Unos minutos después, un mensaje.

Prometo no hablarte en absoluto.

Entonces llamó de nuevo, y yo contesté, silenciándome. No quería que me oyera mientras hacía ejercicio.

Fiel a su palabra, no habló. Pude oír un crujido cuando el teléfono se colocó en algún lugar, y luego el sonido metálico. Apagué el quemador y me acerqué a la ventana, apagando las luces del salón. Moví el trípode a duras penas, sin sacarlo al centro de la habitación, sólo al extremo de la cortina.

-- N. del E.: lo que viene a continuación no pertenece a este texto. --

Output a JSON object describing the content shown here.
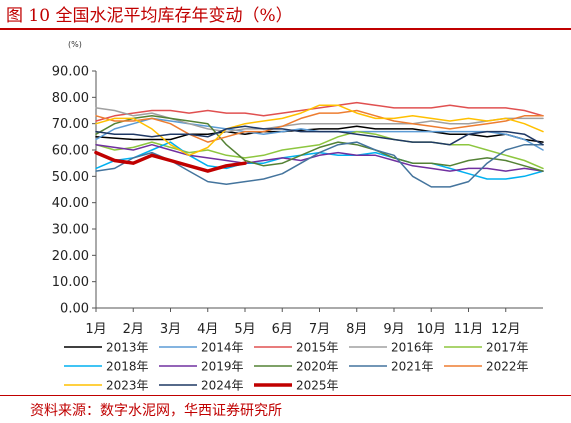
{
  "title": "图 10 全国水泥平均库存年变动（%）",
  "source": "资料来源：数字水泥网，华西证券研究所",
  "colors": {
    "accent": "#c00000"
  },
  "chart_data": {
    "type": "line",
    "title": "图 10 全国水泥平均库存年变动（%）",
    "ylabel": "(%)",
    "xlabel": "",
    "ylim": [
      0,
      90
    ],
    "yticks": [
      "0.00",
      "10.00",
      "20.00",
      "30.00",
      "40.00",
      "50.00",
      "60.00",
      "70.00",
      "80.00",
      "90.00"
    ],
    "categories": [
      "1月",
      "2月",
      "3月",
      "4月",
      "5月",
      "6月",
      "7月",
      "8月",
      "9月",
      "10月",
      "11月",
      "12月"
    ],
    "grid": false,
    "legend_position": "bottom",
    "series": [
      {
        "name": "2013年",
        "color": "#000000",
        "width": 1.5,
        "points": [
          [
            1,
            65
          ],
          [
            2,
            64
          ],
          [
            3,
            64
          ],
          [
            3.5,
            66
          ],
          [
            4,
            66
          ],
          [
            4.5,
            67
          ],
          [
            5,
            66
          ],
          [
            5.5,
            67
          ],
          [
            6,
            67
          ],
          [
            6.5,
            67.5
          ],
          [
            7,
            68
          ],
          [
            7.5,
            68
          ],
          [
            8,
            69
          ],
          [
            8.5,
            68
          ],
          [
            9,
            68
          ],
          [
            9.5,
            68
          ],
          [
            10,
            67
          ],
          [
            10.5,
            66
          ],
          [
            11,
            66
          ],
          [
            11.5,
            65
          ],
          [
            12,
            66
          ],
          [
            12.5,
            64
          ],
          [
            13,
            63
          ]
        ]
      },
      {
        "name": "2014年",
        "color": "#5b9bd5",
        "width": 1.5,
        "points": [
          [
            1,
            64
          ],
          [
            1.5,
            68
          ],
          [
            2,
            70
          ],
          [
            2.5,
            72
          ],
          [
            3,
            71
          ],
          [
            3.5,
            70
          ],
          [
            4,
            69
          ],
          [
            4.5,
            68
          ],
          [
            5,
            67
          ],
          [
            5.5,
            66
          ],
          [
            6,
            67
          ],
          [
            6.5,
            68
          ],
          [
            7,
            67
          ],
          [
            7.5,
            67
          ],
          [
            8,
            67
          ],
          [
            8.5,
            67
          ],
          [
            9,
            67
          ],
          [
            9.5,
            67
          ],
          [
            10,
            67
          ],
          [
            10.5,
            67
          ],
          [
            11,
            67
          ],
          [
            11.5,
            67
          ],
          [
            12,
            66
          ],
          [
            12.5,
            64
          ],
          [
            13,
            60
          ]
        ]
      },
      {
        "name": "2015年",
        "color": "#e05050",
        "width": 1.5,
        "points": [
          [
            1,
            71
          ],
          [
            1.5,
            73
          ],
          [
            2,
            74
          ],
          [
            2.5,
            75
          ],
          [
            3,
            75
          ],
          [
            3.5,
            74
          ],
          [
            4,
            75
          ],
          [
            4.5,
            74
          ],
          [
            5,
            74
          ],
          [
            5.5,
            73
          ],
          [
            6,
            74
          ],
          [
            6.5,
            75
          ],
          [
            7,
            76
          ],
          [
            7.5,
            77
          ],
          [
            8,
            78
          ],
          [
            8.5,
            77
          ],
          [
            9,
            76
          ],
          [
            9.5,
            76
          ],
          [
            10,
            76
          ],
          [
            10.5,
            77
          ],
          [
            11,
            76
          ],
          [
            11.5,
            76
          ],
          [
            12,
            76
          ],
          [
            12.5,
            75
          ],
          [
            13,
            73
          ]
        ]
      },
      {
        "name": "2016年",
        "color": "#a0a0a0",
        "width": 1.5,
        "points": [
          [
            1,
            76
          ],
          [
            1.5,
            75
          ],
          [
            2,
            73
          ],
          [
            2.5,
            74
          ],
          [
            3,
            72
          ],
          [
            3.5,
            70
          ],
          [
            4,
            68
          ],
          [
            4.5,
            67
          ],
          [
            5,
            68
          ],
          [
            5.5,
            68
          ],
          [
            6,
            69
          ],
          [
            6.5,
            70
          ],
          [
            7,
            70
          ],
          [
            7.5,
            70
          ],
          [
            8,
            70
          ],
          [
            8.5,
            70
          ],
          [
            9,
            70
          ],
          [
            9.5,
            70
          ],
          [
            10,
            71
          ],
          [
            10.5,
            70
          ],
          [
            11,
            70
          ],
          [
            11.5,
            71
          ],
          [
            12,
            72
          ],
          [
            12.5,
            72
          ],
          [
            13,
            72
          ]
        ]
      },
      {
        "name": "2017年",
        "color": "#8dc63f",
        "width": 1.5,
        "points": [
          [
            1,
            62
          ],
          [
            1.5,
            60
          ],
          [
            2,
            61
          ],
          [
            2.5,
            63
          ],
          [
            3,
            61
          ],
          [
            3.5,
            59
          ],
          [
            4,
            60
          ],
          [
            4.5,
            58
          ],
          [
            5,
            57
          ],
          [
            5.5,
            58
          ],
          [
            6,
            60
          ],
          [
            6.5,
            61
          ],
          [
            7,
            62
          ],
          [
            7.5,
            65
          ],
          [
            8,
            67
          ],
          [
            8.5,
            66
          ],
          [
            9,
            64
          ],
          [
            9.5,
            63
          ],
          [
            10,
            63
          ],
          [
            10.5,
            62
          ],
          [
            11,
            62
          ],
          [
            11.5,
            60
          ],
          [
            12,
            58
          ],
          [
            12.5,
            56
          ],
          [
            13,
            53
          ]
        ]
      },
      {
        "name": "2018年",
        "color": "#00b0f0",
        "width": 1.5,
        "points": [
          [
            1,
            53
          ],
          [
            1.5,
            56
          ],
          [
            2,
            57
          ],
          [
            2.5,
            60
          ],
          [
            3,
            63
          ],
          [
            3.5,
            58
          ],
          [
            4,
            54
          ],
          [
            4.5,
            53
          ],
          [
            5,
            55
          ],
          [
            5.5,
            55
          ],
          [
            6,
            57
          ],
          [
            6.5,
            58
          ],
          [
            7,
            59
          ],
          [
            7.5,
            58
          ],
          [
            8,
            58
          ],
          [
            8.5,
            59
          ],
          [
            9,
            57
          ],
          [
            9.5,
            55
          ],
          [
            10,
            55
          ],
          [
            10.5,
            53
          ],
          [
            11,
            51
          ],
          [
            11.5,
            49
          ],
          [
            12,
            49
          ],
          [
            12.5,
            50
          ],
          [
            13,
            52
          ]
        ]
      },
      {
        "name": "2019年",
        "color": "#7030a0",
        "width": 1.5,
        "points": [
          [
            1,
            62
          ],
          [
            1.5,
            61
          ],
          [
            2,
            60
          ],
          [
            2.5,
            62
          ],
          [
            3,
            60
          ],
          [
            3.5,
            58
          ],
          [
            4,
            57
          ],
          [
            4.5,
            56
          ],
          [
            5,
            55
          ],
          [
            5.5,
            56
          ],
          [
            6,
            57
          ],
          [
            6.5,
            56
          ],
          [
            7,
            58
          ],
          [
            7.5,
            59
          ],
          [
            8,
            58
          ],
          [
            8.5,
            58
          ],
          [
            9,
            56
          ],
          [
            9.5,
            54
          ],
          [
            10,
            53
          ],
          [
            10.5,
            52
          ],
          [
            11,
            53
          ],
          [
            11.5,
            53
          ],
          [
            12,
            52
          ],
          [
            12.5,
            53
          ],
          [
            13,
            52
          ]
        ]
      },
      {
        "name": "2020年",
        "color": "#548235",
        "width": 1.5,
        "points": [
          [
            1,
            66
          ],
          [
            1.5,
            70
          ],
          [
            2,
            72
          ],
          [
            2.5,
            73
          ],
          [
            3,
            72
          ],
          [
            3.5,
            71
          ],
          [
            4,
            70
          ],
          [
            4.5,
            62
          ],
          [
            5,
            56
          ],
          [
            5.5,
            54
          ],
          [
            6,
            55
          ],
          [
            6.5,
            58
          ],
          [
            7,
            61
          ],
          [
            7.5,
            63
          ],
          [
            8,
            62
          ],
          [
            8.5,
            60
          ],
          [
            9,
            57
          ],
          [
            9.5,
            55
          ],
          [
            10,
            55
          ],
          [
            10.5,
            54
          ],
          [
            11,
            56
          ],
          [
            11.5,
            57
          ],
          [
            12,
            56
          ],
          [
            12.5,
            54
          ],
          [
            13,
            52
          ]
        ]
      },
      {
        "name": "2021年",
        "color": "#44749d",
        "width": 1.5,
        "points": [
          [
            1,
            52
          ],
          [
            1.5,
            53
          ],
          [
            2,
            57
          ],
          [
            2.5,
            59
          ],
          [
            3,
            56
          ],
          [
            3.5,
            52
          ],
          [
            4,
            48
          ],
          [
            4.5,
            47
          ],
          [
            5,
            48
          ],
          [
            5.5,
            49
          ],
          [
            6,
            51
          ],
          [
            6.5,
            55
          ],
          [
            7,
            59
          ],
          [
            7.5,
            62
          ],
          [
            8,
            63
          ],
          [
            8.5,
            60
          ],
          [
            9,
            58
          ],
          [
            9.5,
            50
          ],
          [
            10,
            46
          ],
          [
            10.5,
            46
          ],
          [
            11,
            48
          ],
          [
            11.5,
            55
          ],
          [
            12,
            60
          ],
          [
            12.5,
            62
          ],
          [
            13,
            62
          ]
        ]
      },
      {
        "name": "2022年",
        "color": "#ed7d31",
        "width": 1.5,
        "points": [
          [
            1,
            73
          ],
          [
            1.5,
            71
          ],
          [
            2,
            71
          ],
          [
            2.5,
            72
          ],
          [
            3,
            70
          ],
          [
            3.5,
            66
          ],
          [
            4,
            63
          ],
          [
            4.5,
            65
          ],
          [
            5,
            67
          ],
          [
            5.5,
            67
          ],
          [
            6,
            69
          ],
          [
            6.5,
            72
          ],
          [
            7,
            74
          ],
          [
            7.5,
            74
          ],
          [
            8,
            75
          ],
          [
            8.5,
            73
          ],
          [
            9,
            71
          ],
          [
            9.5,
            70
          ],
          [
            10,
            69
          ],
          [
            10.5,
            68
          ],
          [
            11,
            69
          ],
          [
            11.5,
            70
          ],
          [
            12,
            71
          ],
          [
            12.5,
            73
          ],
          [
            13,
            73
          ]
        ]
      },
      {
        "name": "2023年",
        "color": "#ffc000",
        "width": 1.5,
        "points": [
          [
            1,
            70
          ],
          [
            1.5,
            72
          ],
          [
            2,
            72
          ],
          [
            2.5,
            68
          ],
          [
            3,
            62
          ],
          [
            3.5,
            58
          ],
          [
            4,
            61
          ],
          [
            4.5,
            68
          ],
          [
            5,
            70
          ],
          [
            5.5,
            71
          ],
          [
            6,
            72
          ],
          [
            6.5,
            74
          ],
          [
            7,
            77
          ],
          [
            7.5,
            77
          ],
          [
            8,
            74
          ],
          [
            8.5,
            72
          ],
          [
            9,
            72
          ],
          [
            9.5,
            73
          ],
          [
            10,
            72
          ],
          [
            10.5,
            71
          ],
          [
            11,
            72
          ],
          [
            11.5,
            71
          ],
          [
            12,
            72
          ],
          [
            12.5,
            70
          ],
          [
            13,
            67
          ]
        ]
      },
      {
        "name": "2024年",
        "color": "#1f3864",
        "width": 1.5,
        "points": [
          [
            1,
            67
          ],
          [
            1.5,
            66
          ],
          [
            2,
            66
          ],
          [
            2.5,
            65
          ],
          [
            3,
            66
          ],
          [
            3.5,
            66
          ],
          [
            4,
            65
          ],
          [
            4.5,
            68
          ],
          [
            5,
            69
          ],
          [
            5.5,
            68
          ],
          [
            6,
            68
          ],
          [
            6.5,
            67
          ],
          [
            7,
            67
          ],
          [
            7.5,
            67
          ],
          [
            8,
            66
          ],
          [
            8.5,
            65
          ],
          [
            9,
            64
          ],
          [
            9.5,
            63
          ],
          [
            10,
            63
          ],
          [
            10.5,
            62
          ],
          [
            11,
            66
          ],
          [
            11.5,
            67
          ],
          [
            12,
            67
          ],
          [
            12.5,
            66
          ],
          [
            13,
            62
          ]
        ]
      },
      {
        "name": "2025年",
        "color": "#c00000",
        "width": 3.5,
        "points": [
          [
            1,
            59
          ],
          [
            1.5,
            56
          ],
          [
            2,
            55
          ],
          [
            2.5,
            58
          ],
          [
            3,
            56
          ],
          [
            3.5,
            54
          ],
          [
            4,
            52
          ],
          [
            4.5,
            54
          ],
          [
            5,
            55
          ]
        ]
      }
    ]
  }
}
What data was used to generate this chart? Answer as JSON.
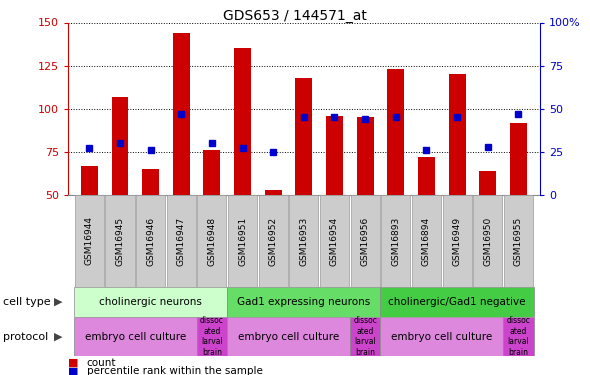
{
  "title": "GDS653 / 144571_at",
  "samples": [
    "GSM16944",
    "GSM16945",
    "GSM16946",
    "GSM16947",
    "GSM16948",
    "GSM16951",
    "GSM16952",
    "GSM16953",
    "GSM16954",
    "GSM16956",
    "GSM16893",
    "GSM16894",
    "GSM16949",
    "GSM16950",
    "GSM16955"
  ],
  "counts": [
    67,
    107,
    65,
    144,
    76,
    135,
    53,
    118,
    96,
    95,
    123,
    72,
    120,
    64,
    92
  ],
  "percentile": [
    27,
    30,
    26,
    47,
    30,
    27,
    25,
    45,
    45,
    44,
    45,
    26,
    45,
    28,
    47
  ],
  "ylim_left": [
    50,
    150
  ],
  "ylim_right": [
    0,
    100
  ],
  "yticks_left": [
    50,
    75,
    100,
    125,
    150
  ],
  "yticks_right": [
    0,
    25,
    50,
    75,
    100
  ],
  "cell_type_groups": [
    {
      "label": "cholinergic neurons",
      "start": 0,
      "end": 5,
      "color": "#ccffcc"
    },
    {
      "label": "Gad1 expressing neurons",
      "start": 5,
      "end": 10,
      "color": "#66dd66"
    },
    {
      "label": "cholinergic/Gad1 negative",
      "start": 10,
      "end": 15,
      "color": "#44cc44"
    }
  ],
  "protocol_groups": [
    {
      "label": "embryo cell culture",
      "start": 0,
      "end": 4,
      "color": "#dd88dd"
    },
    {
      "label": "dissoc\nated\nlarval\nbrain",
      "start": 4,
      "end": 5,
      "color": "#cc44cc"
    },
    {
      "label": "embryo cell culture",
      "start": 5,
      "end": 9,
      "color": "#dd88dd"
    },
    {
      "label": "dissoc\nated\nlarval\nbrain",
      "start": 9,
      "end": 10,
      "color": "#cc44cc"
    },
    {
      "label": "embryo cell culture",
      "start": 10,
      "end": 14,
      "color": "#dd88dd"
    },
    {
      "label": "dissoc\nated\nlarval\nbrain",
      "start": 14,
      "end": 15,
      "color": "#cc44cc"
    }
  ],
  "bar_color": "#cc0000",
  "dot_color": "#0000cc",
  "left_axis_color": "#cc0000",
  "right_axis_color": "#0000cc",
  "plot_bg": "#ffffff",
  "sample_box_color": "#cccccc",
  "sample_box_edge": "#999999"
}
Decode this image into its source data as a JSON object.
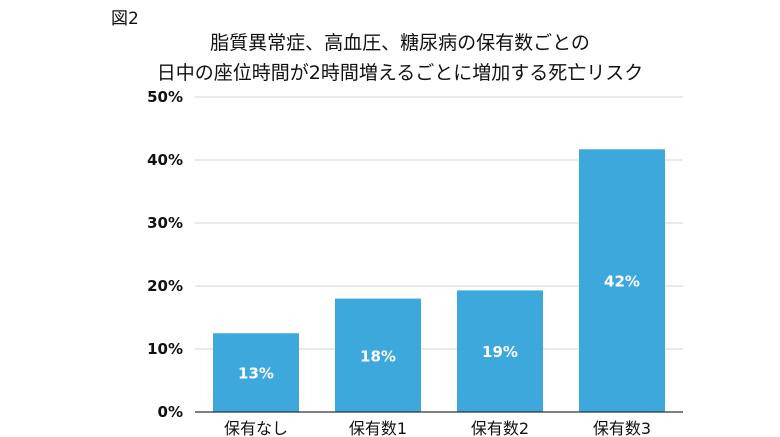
{
  "figure_label": "図2",
  "title_lines": [
    "脂質異常症、高血圧、糖尿病の保有数ごとの",
    "日中の座位時間が2時間増えるごとに増加する死亡リスク"
  ],
  "colors": {
    "bar": "#3da8dc",
    "grid": "#d6d6d6",
    "axis": "#333333"
  },
  "chart_data": {
    "type": "bar",
    "title": "脂質異常症、高血圧、糖尿病の保有数ごとの日中の座位時間が2時間増えるごとに増加する死亡リスク",
    "categories": [
      "保有なし",
      "保有数1",
      "保有数2",
      "保有数3"
    ],
    "values": [
      12.5,
      18,
      19.3,
      41.7
    ],
    "data_labels": [
      "13%",
      "18%",
      "19%",
      "42%"
    ],
    "xlabel": "",
    "ylabel": "",
    "ylim": [
      0,
      50
    ],
    "yticks": [
      0,
      10,
      20,
      30,
      40,
      50
    ],
    "ytick_labels": [
      "0%",
      "10%",
      "20%",
      "30%",
      "40%",
      "50%"
    ],
    "grid": true,
    "legend": "none"
  }
}
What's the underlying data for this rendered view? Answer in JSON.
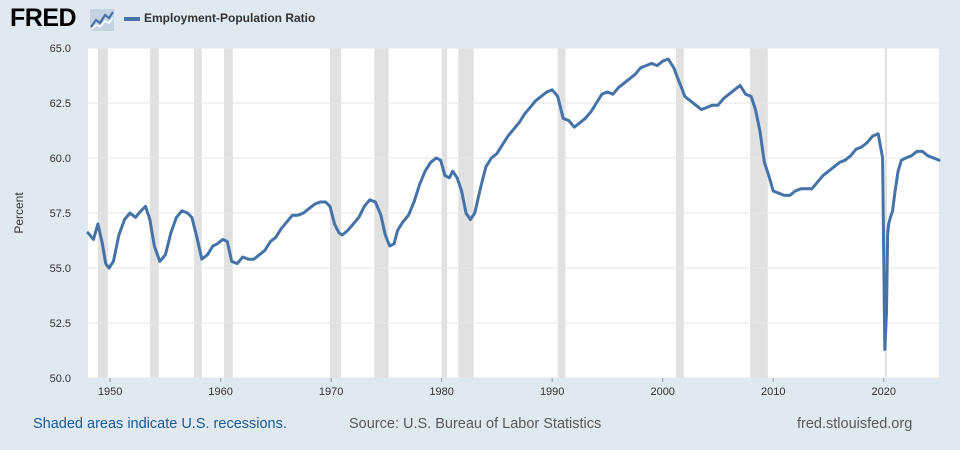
{
  "logo": {
    "text": "FRED",
    "icon": "fred-chart-logo-icon"
  },
  "legend": {
    "label": "Employment-Population Ratio",
    "color": "#4572a7"
  },
  "footer": {
    "recessions_note": "Shaded areas indicate U.S. recessions.",
    "source": "Source: U.S. Bureau of Labor Statistics",
    "url": "fred.stlouisfed.org"
  },
  "colors": {
    "background": "#e1e9f0",
    "plot_background": "#ffffff",
    "recession_shade": "#e1e1e1",
    "line": "#4572a7",
    "grid": "#e6e6e6"
  },
  "chart_data": {
    "type": "line",
    "title": "",
    "xlabel": "",
    "ylabel": "Percent",
    "xlim": [
      1948,
      2025
    ],
    "ylim": [
      50,
      65
    ],
    "grid": true,
    "legend_position": "top-left",
    "x_ticks": [
      "1950",
      "1960",
      "1970",
      "1980",
      "1990",
      "2000",
      "2010",
      "2020"
    ],
    "y_ticks": [
      "50.0",
      "52.5",
      "55.0",
      "57.5",
      "60.0",
      "62.5",
      "65.0"
    ],
    "recessions": [
      [
        1948.9,
        1949.8
      ],
      [
        1953.6,
        1954.4
      ],
      [
        1957.6,
        1958.3
      ],
      [
        1960.3,
        1961.1
      ],
      [
        1969.9,
        1970.9
      ],
      [
        1973.9,
        1975.2
      ],
      [
        1980.0,
        1980.5
      ],
      [
        1981.5,
        1982.9
      ],
      [
        1990.5,
        1991.2
      ],
      [
        2001.2,
        2001.9
      ],
      [
        2007.9,
        2009.5
      ],
      [
        2020.1,
        2020.3
      ]
    ],
    "series": [
      {
        "name": "Employment-Population Ratio",
        "color": "#4572a7",
        "x": [
          1948.0,
          1948.5,
          1948.9,
          1949.3,
          1949.6,
          1949.9,
          1950.3,
          1950.8,
          1951.3,
          1951.8,
          1952.3,
          1952.8,
          1953.2,
          1953.6,
          1954.0,
          1954.5,
          1955.0,
          1955.5,
          1956.0,
          1956.5,
          1957.0,
          1957.4,
          1957.9,
          1958.3,
          1958.8,
          1959.3,
          1959.7,
          1960.2,
          1960.6,
          1961.0,
          1961.5,
          1962.0,
          1962.5,
          1963.0,
          1963.5,
          1964.0,
          1964.5,
          1965.0,
          1965.5,
          1966.0,
          1966.5,
          1967.0,
          1967.5,
          1968.0,
          1968.5,
          1969.0,
          1969.5,
          1969.9,
          1970.3,
          1970.7,
          1971.0,
          1971.5,
          1972.0,
          1972.5,
          1973.0,
          1973.5,
          1974.0,
          1974.5,
          1974.9,
          1975.3,
          1975.7,
          1976.0,
          1976.5,
          1977.0,
          1977.5,
          1978.0,
          1978.5,
          1979.0,
          1979.5,
          1979.9,
          1980.3,
          1980.7,
          1981.0,
          1981.4,
          1981.8,
          1982.2,
          1982.6,
          1983.0,
          1983.5,
          1984.0,
          1984.5,
          1985.0,
          1985.5,
          1986.0,
          1986.5,
          1987.0,
          1987.5,
          1988.0,
          1988.5,
          1989.0,
          1989.5,
          1990.0,
          1990.5,
          1991.0,
          1991.5,
          1992.0,
          1992.5,
          1993.0,
          1993.5,
          1994.0,
          1994.5,
          1995.0,
          1995.5,
          1996.0,
          1996.5,
          1997.0,
          1997.5,
          1998.0,
          1998.5,
          1999.0,
          1999.5,
          2000.0,
          2000.5,
          2001.0,
          2001.3,
          2001.7,
          2002.0,
          2002.5,
          2003.0,
          2003.5,
          2004.0,
          2004.5,
          2005.0,
          2005.5,
          2006.0,
          2006.5,
          2007.0,
          2007.5,
          2008.0,
          2008.4,
          2008.8,
          2009.2,
          2009.6,
          2010.0,
          2010.5,
          2011.0,
          2011.5,
          2012.0,
          2012.5,
          2013.0,
          2013.5,
          2014.0,
          2014.5,
          2015.0,
          2015.5,
          2016.0,
          2016.5,
          2017.0,
          2017.5,
          2018.0,
          2018.5,
          2019.0,
          2019.5,
          2019.9,
          2020.1,
          2020.25,
          2020.35,
          2020.45,
          2020.6,
          2020.8,
          2021.0,
          2021.3,
          2021.6,
          2022.0,
          2022.5,
          2023.0,
          2023.5,
          2024.0,
          2024.5,
          2025.0
        ],
        "values": [
          56.6,
          56.3,
          57.0,
          56.1,
          55.2,
          55.0,
          55.3,
          56.5,
          57.2,
          57.5,
          57.3,
          57.6,
          57.8,
          57.2,
          56.0,
          55.3,
          55.6,
          56.6,
          57.3,
          57.6,
          57.5,
          57.3,
          56.3,
          55.4,
          55.6,
          56.0,
          56.1,
          56.3,
          56.2,
          55.3,
          55.2,
          55.5,
          55.4,
          55.4,
          55.6,
          55.8,
          56.2,
          56.4,
          56.8,
          57.1,
          57.4,
          57.4,
          57.5,
          57.7,
          57.9,
          58.0,
          58.0,
          57.8,
          57.0,
          56.6,
          56.5,
          56.7,
          57.0,
          57.3,
          57.8,
          58.1,
          58.0,
          57.4,
          56.5,
          56.0,
          56.1,
          56.7,
          57.1,
          57.4,
          58.0,
          58.8,
          59.4,
          59.8,
          60.0,
          59.9,
          59.2,
          59.1,
          59.4,
          59.1,
          58.5,
          57.5,
          57.2,
          57.5,
          58.6,
          59.6,
          60.0,
          60.2,
          60.6,
          61.0,
          61.3,
          61.6,
          62.0,
          62.3,
          62.6,
          62.8,
          63.0,
          63.1,
          62.8,
          61.8,
          61.7,
          61.4,
          61.6,
          61.8,
          62.1,
          62.5,
          62.9,
          63.0,
          62.9,
          63.2,
          63.4,
          63.6,
          63.8,
          64.1,
          64.2,
          64.3,
          64.2,
          64.4,
          64.5,
          64.1,
          63.7,
          63.2,
          62.8,
          62.6,
          62.4,
          62.2,
          62.3,
          62.4,
          62.4,
          62.7,
          62.9,
          63.1,
          63.3,
          62.9,
          62.8,
          62.2,
          61.2,
          59.8,
          59.2,
          58.5,
          58.4,
          58.3,
          58.3,
          58.5,
          58.6,
          58.6,
          58.6,
          58.9,
          59.2,
          59.4,
          59.6,
          59.8,
          59.9,
          60.1,
          60.4,
          60.5,
          60.7,
          61.0,
          61.1,
          60.0,
          51.3,
          53.0,
          56.5,
          57.0,
          57.3,
          57.6,
          58.4,
          59.4,
          59.9,
          60.0,
          60.1,
          60.3,
          60.3,
          60.1,
          60.0,
          59.9
        ]
      }
    ]
  }
}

Allí estaba él, haciendo ejercicio. Mientras se movía, podía oír sus agudas exhalaciones, pequeños gruñidos de esfuerzo. Tragué con fuerza. Era extrañamente sexy. Hacía más ruido del que yo creía, y me pregunté si lo hacía por mí o si siempre era tan ruidoso cuando hacía ejercicio. Después de unos minutos, dejé el telescopio y me llevé el teléfono a la cocina. Me puse los auriculares y seguí cocinando al son del audiolibro más extraño que jamás había escuchado. Cuando la alarma de su teléfono sonó para indicar que había llegado su hora, yo ya había comido y limpiado los platos, y había un claro charco de resbalones en la entrepierna de mis bragas.

Esperé a que colgara, pues sabía que lo siguiente debía ser una ducha, pero no lo hizo. Sentí un destello de impaciencia. Quería colgar el teléfono y masturbarme.

En lugar de eso, las interferencias crepitaron en la línea mientras él descolgaba el teléfono y se movía. Volví al telescopio, pero no pude verlo.

«¿Sigues ahí, espía?», preguntó, un poco sin aliento.

Dudé un momento. Había prometido no hablar. No quería hablar.

«Sí», dije finalmente.

«Bien. No cuelgues. Sólo escucha».

«¿Dónde estás?»

«Sólo escucha», dijo de nuevo, y me quedé callado.

Al principio no pude escuchar mucho, y subí el volumen. Tal vez quería que esperara mientras se duchaba. Pero entonces hubo un cambio en el audio cuando se conectó a los auriculares, creo, y de repente pude oír su respiración. Las respiraciones eran largas, pero un poco agitadas, y un extraño escalofrío me recorrió. Bajo las respiraciones había un sonido de crujido, no como de tela, sino como de otra cosa.

Entonces soltó un suave gemido, y la lujuria me recorrió, apretándose en lo más profundo de mi vientre. Me quedé boquiabierta mientras miraba su apartamento vacío, escuchándole.

El sonido rítmico aumentó y me imaginé su cuerpo, tan familiar para mí ahora. Estaría desnudo, sudoroso, de pie fuera de la ducha tal vez, o en su dormitorio.

«No cuelgues», murmuró con aspereza, y el sonido de su voz hizo que mi coño se tensara. Me enderezó, retrocediendo contra la pared de mi salón, incapaz de mirar por el telescopio.

Otro gemido, más frustrado ahora, y el sonido de su mano moviéndose sobre su polla. Su respiración era rápida, errática. Me sentí temblar por todo el cuerpo, sentí que mis manos ahuecaban mis propios pechos como para tranquilizarme.

¿Realmente iba a quedarme allí, completamente vestida, escuchando cómo un desconocido se masturbaba?

Sí, pensé, asintiendo. Sí, lo iba a hacer.

Como si hubiera escuchado mi decisión, gruñó, aspirando un poco de aire. Oí que su mano se movía con rapidez y que cada una de sus exhalaciones era un suave jadeo de desesperación. Tenía muchas ganas de correrse. Yo también quería que se corriera, quería que esto terminara.